Sephiroth: “Uh? Oh. Fine. Whatever. Get to it.”

……………………………………………………………………………………………………………………………………

(ten minutes later, sephiroth comes back over to alucard, who is sitting alone once again)

Alucard: “You were gone a long time.”

Sephiroth: “You paid for ten minutes.”

Alucard: “Yeah, but. Dante said you wouldn’t want a lap dance from someone you know.”

Sephiroth: “What?”

Alucard: “He came by here after you left and told me ‘Rico’ was Tseng.”

Sephiroth: “Oh. Well, you know, not all people I know are created equal.”

Alucard: “He’s one of your good friends!”

Sephiroth: “So?”

Alucard: “That would be like if I gave you a lap dance!”

Sephiroth: “You offering?”

Alucard: “No! That’s weird! Especially since he’s with someone else!”

Sephiroth: “Hey! It’s not like I made him work here!”

Alucard: “True.”

Sephiroth: “Besides, he could do a lot worse than me.”

(he points to where hojo is holding out money so by tseng, zidane and franswa are all dancing for him)
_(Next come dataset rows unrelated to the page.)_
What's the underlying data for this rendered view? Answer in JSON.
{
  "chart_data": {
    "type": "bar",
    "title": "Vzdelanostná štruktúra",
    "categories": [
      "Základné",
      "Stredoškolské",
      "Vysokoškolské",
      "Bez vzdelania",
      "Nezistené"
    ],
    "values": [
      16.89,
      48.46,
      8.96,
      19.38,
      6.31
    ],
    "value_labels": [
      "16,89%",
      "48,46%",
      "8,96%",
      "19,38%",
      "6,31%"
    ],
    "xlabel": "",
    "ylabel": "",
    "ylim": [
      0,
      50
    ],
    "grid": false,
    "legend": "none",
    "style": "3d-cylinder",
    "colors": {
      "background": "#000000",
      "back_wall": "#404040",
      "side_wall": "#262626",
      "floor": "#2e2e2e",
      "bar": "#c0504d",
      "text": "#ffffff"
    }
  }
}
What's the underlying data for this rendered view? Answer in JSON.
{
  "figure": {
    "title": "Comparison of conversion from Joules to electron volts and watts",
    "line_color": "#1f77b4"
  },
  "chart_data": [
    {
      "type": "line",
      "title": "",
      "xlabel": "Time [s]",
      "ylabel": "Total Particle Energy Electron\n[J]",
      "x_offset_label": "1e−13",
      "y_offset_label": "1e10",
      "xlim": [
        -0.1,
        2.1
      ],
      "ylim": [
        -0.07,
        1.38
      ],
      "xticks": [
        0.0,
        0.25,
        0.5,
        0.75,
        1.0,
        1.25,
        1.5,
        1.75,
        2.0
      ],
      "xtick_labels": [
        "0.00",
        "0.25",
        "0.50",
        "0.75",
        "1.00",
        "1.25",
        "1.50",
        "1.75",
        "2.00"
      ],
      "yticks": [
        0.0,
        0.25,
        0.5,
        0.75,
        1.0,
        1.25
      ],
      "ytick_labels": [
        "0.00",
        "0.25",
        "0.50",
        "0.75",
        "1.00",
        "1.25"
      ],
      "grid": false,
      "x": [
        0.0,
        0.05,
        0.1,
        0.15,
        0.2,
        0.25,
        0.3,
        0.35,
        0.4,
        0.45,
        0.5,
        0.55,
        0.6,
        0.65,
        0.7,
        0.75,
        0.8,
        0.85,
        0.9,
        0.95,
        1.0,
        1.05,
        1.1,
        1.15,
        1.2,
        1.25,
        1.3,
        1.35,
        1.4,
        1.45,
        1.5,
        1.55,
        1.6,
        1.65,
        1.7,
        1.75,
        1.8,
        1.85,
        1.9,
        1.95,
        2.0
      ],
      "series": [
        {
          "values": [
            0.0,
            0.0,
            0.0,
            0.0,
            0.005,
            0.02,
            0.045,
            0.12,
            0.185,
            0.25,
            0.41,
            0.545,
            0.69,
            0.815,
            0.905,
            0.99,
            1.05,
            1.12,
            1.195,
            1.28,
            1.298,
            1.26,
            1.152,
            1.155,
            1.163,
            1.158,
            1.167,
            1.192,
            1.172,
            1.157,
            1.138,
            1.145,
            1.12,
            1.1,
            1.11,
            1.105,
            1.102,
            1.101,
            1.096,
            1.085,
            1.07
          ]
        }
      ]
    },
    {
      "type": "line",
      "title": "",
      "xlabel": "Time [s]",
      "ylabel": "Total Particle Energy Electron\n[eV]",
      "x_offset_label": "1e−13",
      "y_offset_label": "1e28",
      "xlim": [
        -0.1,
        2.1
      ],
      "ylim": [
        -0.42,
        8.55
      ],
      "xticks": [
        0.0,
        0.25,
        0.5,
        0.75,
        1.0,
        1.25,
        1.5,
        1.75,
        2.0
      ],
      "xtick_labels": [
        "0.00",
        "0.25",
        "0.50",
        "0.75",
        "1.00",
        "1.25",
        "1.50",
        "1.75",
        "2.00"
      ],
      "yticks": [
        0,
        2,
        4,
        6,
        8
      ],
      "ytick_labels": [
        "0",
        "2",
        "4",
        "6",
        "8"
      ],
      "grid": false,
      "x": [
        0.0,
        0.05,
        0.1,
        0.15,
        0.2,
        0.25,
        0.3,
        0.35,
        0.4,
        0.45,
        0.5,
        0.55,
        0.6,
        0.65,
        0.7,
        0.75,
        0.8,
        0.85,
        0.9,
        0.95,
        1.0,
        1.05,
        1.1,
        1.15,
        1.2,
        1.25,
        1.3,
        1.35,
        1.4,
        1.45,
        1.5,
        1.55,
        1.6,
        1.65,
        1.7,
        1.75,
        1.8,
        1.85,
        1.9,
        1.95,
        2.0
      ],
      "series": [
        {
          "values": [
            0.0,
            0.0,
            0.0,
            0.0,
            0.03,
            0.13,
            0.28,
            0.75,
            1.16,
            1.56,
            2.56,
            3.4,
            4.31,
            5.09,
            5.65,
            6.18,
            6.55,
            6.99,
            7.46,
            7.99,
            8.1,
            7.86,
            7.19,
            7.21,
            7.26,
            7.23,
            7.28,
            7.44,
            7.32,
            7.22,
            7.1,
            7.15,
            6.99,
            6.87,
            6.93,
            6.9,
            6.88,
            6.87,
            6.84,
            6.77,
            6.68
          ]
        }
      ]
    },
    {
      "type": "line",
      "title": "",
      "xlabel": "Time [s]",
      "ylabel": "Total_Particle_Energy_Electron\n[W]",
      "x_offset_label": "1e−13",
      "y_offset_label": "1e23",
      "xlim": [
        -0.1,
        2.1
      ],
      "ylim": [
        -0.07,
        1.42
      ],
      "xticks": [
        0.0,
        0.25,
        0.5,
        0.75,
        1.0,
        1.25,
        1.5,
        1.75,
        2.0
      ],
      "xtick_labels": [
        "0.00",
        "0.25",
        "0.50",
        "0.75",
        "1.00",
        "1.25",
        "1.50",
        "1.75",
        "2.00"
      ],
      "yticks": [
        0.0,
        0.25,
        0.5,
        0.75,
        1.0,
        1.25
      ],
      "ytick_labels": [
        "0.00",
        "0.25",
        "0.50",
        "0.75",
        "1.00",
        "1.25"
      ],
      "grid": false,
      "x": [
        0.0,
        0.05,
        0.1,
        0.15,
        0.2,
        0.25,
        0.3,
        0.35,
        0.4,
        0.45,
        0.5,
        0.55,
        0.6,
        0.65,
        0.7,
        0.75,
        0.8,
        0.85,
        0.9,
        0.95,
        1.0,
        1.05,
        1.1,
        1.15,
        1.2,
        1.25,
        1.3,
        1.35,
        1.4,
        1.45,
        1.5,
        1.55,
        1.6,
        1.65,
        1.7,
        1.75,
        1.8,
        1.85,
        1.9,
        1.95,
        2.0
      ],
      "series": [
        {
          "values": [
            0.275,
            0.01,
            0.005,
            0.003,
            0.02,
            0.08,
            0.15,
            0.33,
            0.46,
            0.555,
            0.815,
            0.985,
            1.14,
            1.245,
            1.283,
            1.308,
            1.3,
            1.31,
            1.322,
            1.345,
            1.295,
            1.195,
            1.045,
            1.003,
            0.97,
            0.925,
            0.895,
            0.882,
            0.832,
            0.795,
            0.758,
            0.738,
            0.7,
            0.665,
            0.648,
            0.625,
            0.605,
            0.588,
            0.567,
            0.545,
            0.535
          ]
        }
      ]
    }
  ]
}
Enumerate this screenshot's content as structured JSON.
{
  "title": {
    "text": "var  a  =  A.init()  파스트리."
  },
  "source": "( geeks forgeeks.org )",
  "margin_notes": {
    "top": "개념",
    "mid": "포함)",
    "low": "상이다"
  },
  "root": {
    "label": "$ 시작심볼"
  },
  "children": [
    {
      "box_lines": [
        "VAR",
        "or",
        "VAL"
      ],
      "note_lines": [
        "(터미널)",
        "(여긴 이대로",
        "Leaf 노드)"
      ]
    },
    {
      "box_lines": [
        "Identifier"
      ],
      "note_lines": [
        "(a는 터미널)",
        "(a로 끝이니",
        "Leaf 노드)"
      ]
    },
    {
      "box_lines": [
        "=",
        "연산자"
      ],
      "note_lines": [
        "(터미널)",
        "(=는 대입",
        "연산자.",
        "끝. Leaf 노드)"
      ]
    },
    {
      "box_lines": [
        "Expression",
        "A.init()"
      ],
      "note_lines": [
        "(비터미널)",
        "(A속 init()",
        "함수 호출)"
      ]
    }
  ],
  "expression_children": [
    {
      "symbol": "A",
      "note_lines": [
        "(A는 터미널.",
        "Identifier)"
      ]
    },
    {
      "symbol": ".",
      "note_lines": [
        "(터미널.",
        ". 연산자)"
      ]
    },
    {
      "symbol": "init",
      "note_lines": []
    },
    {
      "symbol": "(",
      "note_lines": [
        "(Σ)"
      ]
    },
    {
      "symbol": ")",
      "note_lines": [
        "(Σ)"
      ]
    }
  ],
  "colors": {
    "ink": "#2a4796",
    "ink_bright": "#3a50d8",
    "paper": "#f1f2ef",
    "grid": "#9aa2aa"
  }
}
Hojo: “I could die happy tomorrow…”

Alucard: *grimaces* “Ugh. Never mind. I take it all back.”

Sephiroth: “Thank you.”

(at that moment, irvine comes on stage, and in walks rinoa, selphie and yuffie, all laughing and giggling together.)

Yuffie: “This is gonna be fun!”

Selphie: “I’ve never been to a place like this before! I hope the guys are hot!”

Rinoa: “Well, according to the ad—“ *spots her father across the room in his booth and freezes* “…Daddy?”

Caraway: *sees his daughter* “Oh sh*t.”